New commission battles scientific research fraud


Flanders’ universities can now call on a commission to offer a second opinion in cases of scientific fraud

Flemish Commission for Scientific Integrity offers assistance to universities

Flemish universities have joined together to establish a Flemish Commission for Scientific Integrity. The commission will offer a second opinion in cases of scientific fraud at local institutions and knowledge centres and will also offer advice on more general questions of scientific integrity. The commission plans to become an expertise centre on research fraud and hopes to stimulate open, frank discussion of the problem.

Although the Flemish Fund for Scientific Research (FWO) first made plans for the project in 2011, it comes in the wake of a number of recent, high-profile fraud cases at Flemish universities. And in a survey conducted last spring by Flemish science magazine Eos, one in 12 Flemish researchers admitted to having manipulated results to confirm their hypotheses.

Since the University of Hasselt established its own commission earlier this year, every Flemish university now has one. If scientists see unethical practices and want to report them, they can first contact the commission at their own institution. After an investigation, the commission judges whether fraud has indeed been committed and, if necessary, can take action. 
This was where the story usually ended. Now, if either party is not satisfied with the decision, they can ask the newly minted commission for a second opinion. University commissions can also contact the organisation for advice prior to making a decision.

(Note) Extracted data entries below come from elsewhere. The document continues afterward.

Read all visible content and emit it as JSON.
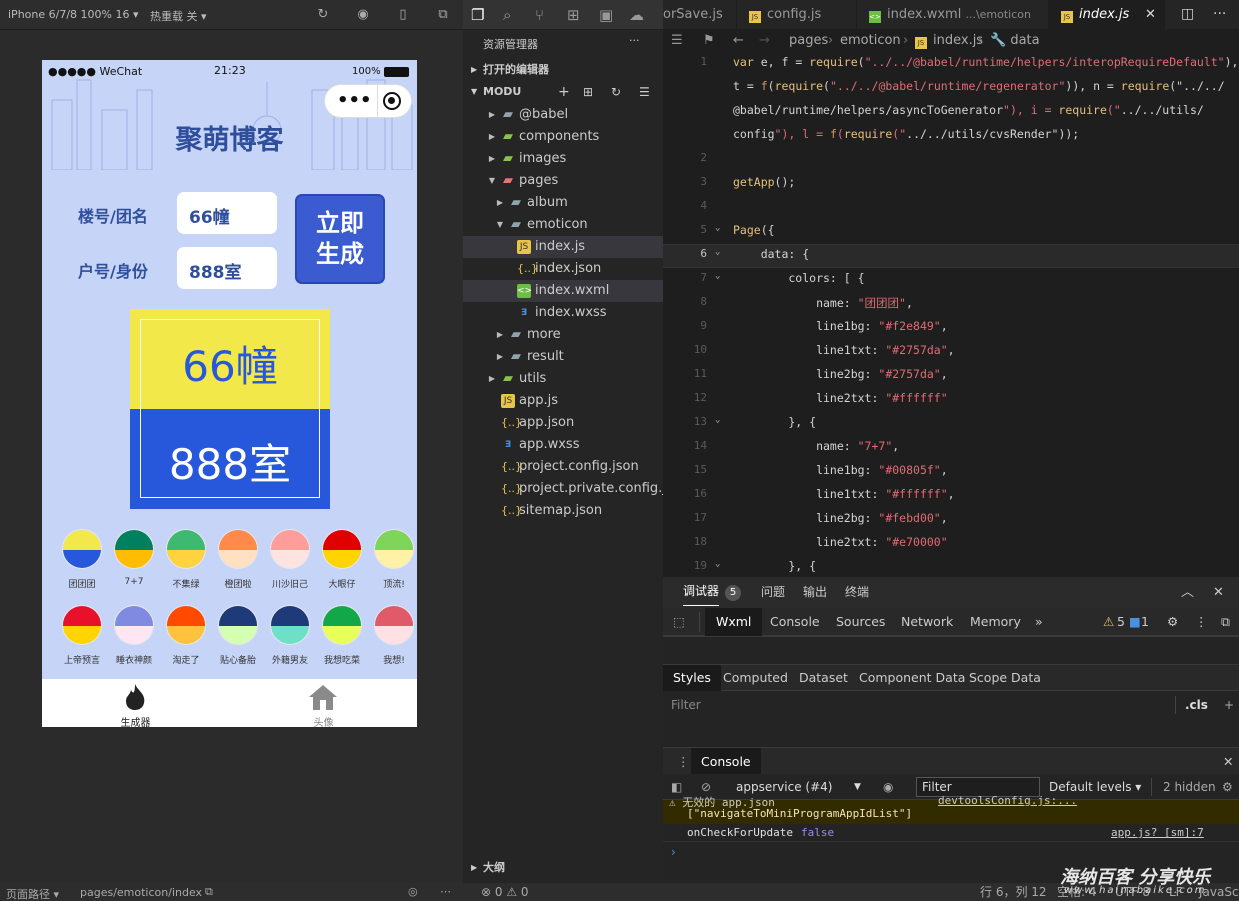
{
  "sim": {
    "device": "iPhone 6/7/8 100% 16 ▾",
    "hotreload": "热重载 关 ▾",
    "status": {
      "carrier": "●●●●● WeChat",
      "time": "21:23",
      "battery": "100%"
    },
    "app_title": "聚萌博客",
    "label1": "楼号/团名",
    "label2": "户号/身份",
    "input1": "66幢",
    "input2": "888室",
    "gen_button_line1": "立即",
    "gen_button_line2": "生成",
    "preview_top": "66幢",
    "preview_bottom": "888室",
    "swatches_row1": [
      {
        "name": "团团团",
        "c1": "#f2e849",
        "c2": "#2757da"
      },
      {
        "name": "7+7",
        "c1": "#00805f",
        "c2": "#febd00"
      },
      {
        "name": "不集绿",
        "c1": "#3dba6f",
        "c2": "#ffd23f"
      },
      {
        "name": "橙团啦",
        "c1": "#ff8a4c",
        "c2": "#ffe0c0"
      },
      {
        "name": "川沙旧己",
        "c1": "#ff9d9a",
        "c2": "#ffe3e0"
      },
      {
        "name": "大眼仔",
        "c1": "#e00000",
        "c2": "#ffd400"
      },
      {
        "name": "顶流!",
        "c1": "#7fd45a",
        "c2": "#fff2a6"
      }
    ],
    "swatches_row2": [
      {
        "name": "上帝预言",
        "c1": "#e8102a",
        "c2": "#ffd400"
      },
      {
        "name": "睡衣神颜",
        "c1": "#7f8ae0",
        "c2": "#ffe6f2"
      },
      {
        "name": "淘走了",
        "c1": "#ff4a00",
        "c2": "#ffc23d"
      },
      {
        "name": "贴心备胎",
        "c1": "#1e3a78",
        "c2": "#d4ffb0"
      },
      {
        "name": "外籍男友",
        "c1": "#1e3a78",
        "c2": "#6fe0c8"
      },
      {
        "name": "我想吃菜",
        "c1": "#12a84a",
        "c2": "#e8ff5a"
      },
      {
        "name": "我想!",
        "c1": "#e05a6a",
        "c2": "#ffe0e4"
      }
    ],
    "tab_generator": "生成器",
    "tab_avatar": "头像",
    "footer_path_label": "页面路径 ▾",
    "footer_path": "pages/emoticon/index"
  },
  "explorer": {
    "title": "资源管理器",
    "open_editors": "打开的编辑器",
    "root": "MODU",
    "outline": "大纲",
    "items": [
      {
        "name": "@babel",
        "level": 1,
        "type": "folder",
        "open": false
      },
      {
        "name": "components",
        "level": 1,
        "type": "folder-green",
        "open": false
      },
      {
        "name": "images",
        "level": 1,
        "type": "folder-green",
        "open": false
      },
      {
        "name": "pages",
        "level": 1,
        "type": "folder-red",
        "open": true
      },
      {
        "name": "album",
        "level": 2,
        "type": "folder",
        "open": false
      },
      {
        "name": "emoticon",
        "level": 2,
        "type": "folder",
        "open": true
      },
      {
        "name": "index.js",
        "level": 3,
        "type": "js",
        "sel": true
      },
      {
        "name": "index.json",
        "level": 3,
        "type": "json"
      },
      {
        "name": "index.wxml",
        "level": 3,
        "type": "wxml",
        "sel2": true
      },
      {
        "name": "index.wxss",
        "level": 3,
        "type": "wxss"
      },
      {
        "name": "more",
        "level": 2,
        "type": "folder",
        "open": false
      },
      {
        "name": "result",
        "level": 2,
        "type": "folder",
        "open": false
      },
      {
        "name": "utils",
        "level": 1,
        "type": "folder-green",
        "open": false
      },
      {
        "name": "app.js",
        "level": 1,
        "type": "js"
      },
      {
        "name": "app.json",
        "level": 1,
        "type": "json"
      },
      {
        "name": "app.wxss",
        "level": 1,
        "type": "wxss"
      },
      {
        "name": "project.config.json",
        "level": 1,
        "type": "json"
      },
      {
        "name": "project.private.config.js...",
        "level": 1,
        "type": "json"
      },
      {
        "name": "sitemap.json",
        "level": 1,
        "type": "json"
      }
    ]
  },
  "editor": {
    "tabs": [
      "orSave.js",
      "config.js",
      "index.wxml",
      "...\\emoticon",
      "index.js"
    ],
    "breadcrumb": [
      "pages",
      "emoticon",
      "index.js",
      "data"
    ],
    "lines": [
      {
        "n": "1",
        "t": "var e, f = require(\"../../@babel/runtime/helpers/interopRequireDefault\"),"
      },
      {
        "n": "",
        "t": "t = f(require(\"../../@babel/runtime/regenerator\")), n = require(\"../../"
      },
      {
        "n": "",
        "t": "@babel/runtime/helpers/asyncToGenerator\"), i = require(\"../../utils/"
      },
      {
        "n": "",
        "t": "config\"), l = f(require(\"../../utils/cvsRender\"));"
      },
      {
        "n": "2",
        "t": ""
      },
      {
        "n": "3",
        "t": "getApp();"
      },
      {
        "n": "4",
        "t": ""
      },
      {
        "n": "5",
        "t": "Page({"
      },
      {
        "n": "6",
        "t": "    data: {"
      },
      {
        "n": "7",
        "t": "        colors: [ {"
      },
      {
        "n": "8",
        "t": "            name: \"团团团\","
      },
      {
        "n": "9",
        "t": "            line1bg: \"#f2e849\","
      },
      {
        "n": "10",
        "t": "            line1txt: \"#2757da\","
      },
      {
        "n": "11",
        "t": "            line2bg: \"#2757da\","
      },
      {
        "n": "12",
        "t": "            line2txt: \"#ffffff\""
      },
      {
        "n": "13",
        "t": "        }, {"
      },
      {
        "n": "14",
        "t": "            name: \"7+7\","
      },
      {
        "n": "15",
        "t": "            line1bg: \"#00805f\","
      },
      {
        "n": "16",
        "t": "            line1txt: \"#ffffff\","
      },
      {
        "n": "17",
        "t": "            line2bg: \"#febd00\","
      },
      {
        "n": "18",
        "t": "            line2txt: \"#e70000\""
      },
      {
        "n": "19",
        "t": "        }, {"
      }
    ]
  },
  "devtools": {
    "tab_debugger": "调试器",
    "badge": "5",
    "tab_issues": "问题",
    "tab_output": "输出",
    "tab_terminal": "终端",
    "panels": [
      "Wxml",
      "Console",
      "Sources",
      "Network",
      "Memory"
    ],
    "warn_count": "5",
    "info_count": "1",
    "style_tabs": [
      "Styles",
      "Computed",
      "Dataset",
      "Component Data",
      "Scope Data"
    ],
    "filter_placeholder": "Filter",
    "cls": ".cls",
    "console_title": "Console",
    "context": "appservice (#4)",
    "console_filter": "Filter",
    "levels": "Default levels ▾",
    "hidden": "2 hidden",
    "warn_line1": "⚠ 无效的 app.json",
    "warn_link": "devtoolsConfig.js:...",
    "warn_line2": "[\"navigateToMiniProgramAppIdList\"]",
    "log_text": "onCheckForUpdate",
    "log_value": "false",
    "log_link": "app.js? [sm]:7"
  },
  "statusbar": {
    "errors": "⊗ 0 ⚠ 0",
    "cursor": "行 6，列 12",
    "spaces": "空格: 4",
    "enc": "UTF-8",
    "eol": "LF",
    "lang": "JavaScript"
  },
  "watermark": {
    "line1": "海纳百客 分享快乐",
    "line2": "www.hainabaike.com"
  }
}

The final say, however, remains with the local institutions.

The Eos survey revealed that scientists often see suspect practices but are not inclined to report them. “Researchers fear that a complaint will damage their own position,” the president of the commission, professor André Van Steirteghem, said in an interview with Eos. “Universities need to have clear contact points, neutral institutions where a complaint can be discussed without any prejudices.”

In the Netherlands, a similar umbrella organisation has been in place since 2003. Reports of research fraud are published on the organisation’s website anonymously, and Dutch universities often make cases public.

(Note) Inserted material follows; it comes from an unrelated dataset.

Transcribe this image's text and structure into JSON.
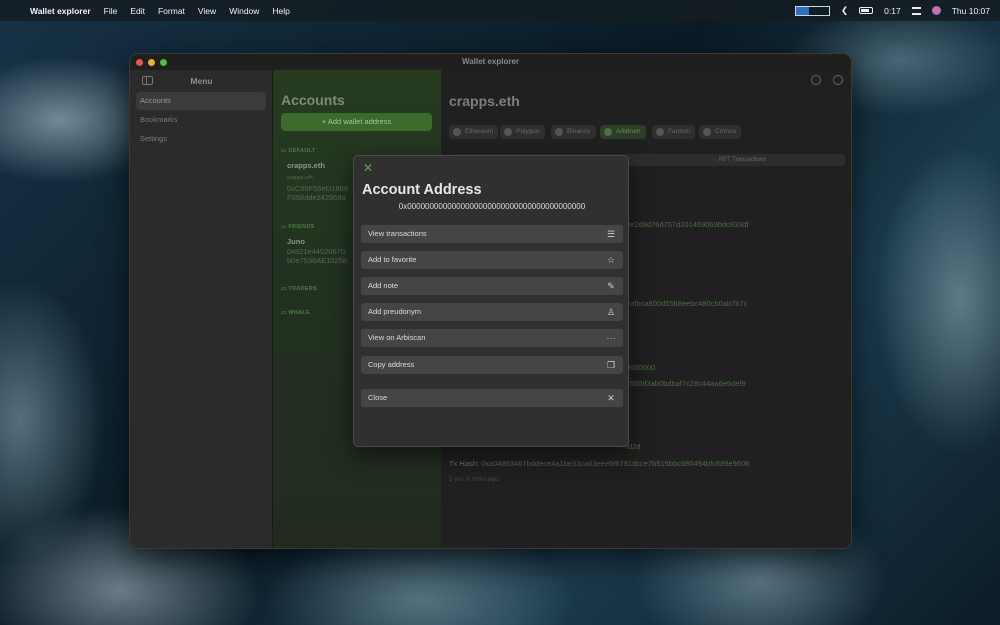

Van Steirteghem expressed his hope for a similar transparency in Flanders. “Universities have to stop thinking that the fraud is their fault,” he said. “It’s a global phenomenon.” By publishing the cases anonymously, the commission hopes to dissuade other scientists from making the same mistakes.

The commission’s other founding members are the Royal Flemish Academy of Belgium for Science and the Arts, the Royal Academy of Medicine in Belgium and the Flemish Agency for Innovation through Science and Technology.